Entre las instituciones y autoras que aparecen con frecuencia en la literatura reciente está Deborah C. Mash (Universidad de Miami), figura central en el desarrollo clínico de ibogaína y noribogaína y en el puente entre ciencia y política pública.
En Europa, equipos como los de Knuijver han publicado análisis farmacológicos y de seguridad que resultan claves para aterrizar la discusión y evitar la propaganda.
Un mensaje atraviesa todo. Sin ensayos grandes, multicéntricos y rigurosos, el campo queda vulnerable a los detractores, a los charlatanes y también a los negocios que prefieren el misterio al método.
El futuro de México
Cierro con lo que, para mí, es el punto ético inevitable. México hoy es un centro de acceso. Pero, para ser un centro de ciencia, necesitamos protocolos, investigación, transparencia, colaboración y una regulación inteligente. También necesitamos una conversación incómoda sobre el acceso.
Porque, si yo hubiera tenido que pagar este tratamiento por mi cuenta, no habría podido. Y si yo no puedo, como clase media, ¿qué queda para la mayoría de los mexicanos?
Hoy, más del 90% de quienes llegan a estas clínicas son extranjeros con alto poder adquisitivo. Esa realidad, por sí sola, debería empujarnos a pensar en modelos donde universidades, hospitales, ONGs y el propio gobierno impulsen investigación y, eventualmente, acceso para población mexicana, no como privilegio, sino como respuesta de salud pública.

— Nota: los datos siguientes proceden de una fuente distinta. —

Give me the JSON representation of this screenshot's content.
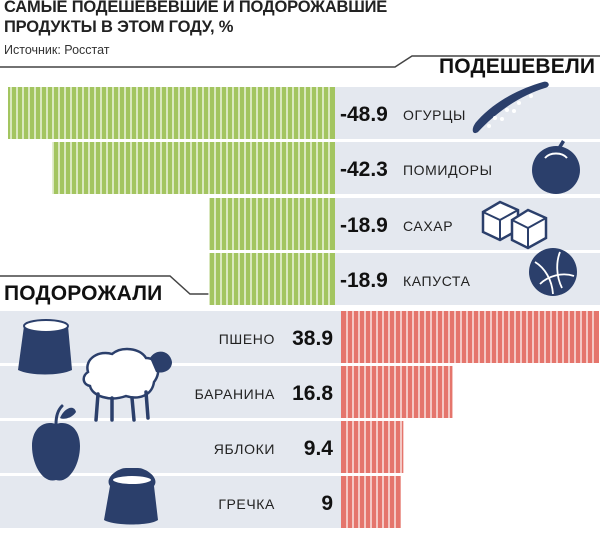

Texas ya entendió que la ciencia puede ser también una estrategia de Estado. En México, ¿vamos a quedarnos como el lugar al que otros vienen a sanar mientras nuestra gente se queda mirando desde fuera?
La ibogaína no es una panacea. Es una molécula compleja, con riesgos reales, y con un potencial terapéutico que merece estudiarse con seriedad. Si el futuro de esta medicina va a escribirse, que no sea solo en las clínicas privadas y en los países ricos. Que se escriba también aquí, con ciencia mexicana, con ética mexicana, con colaboración y con acceso justo.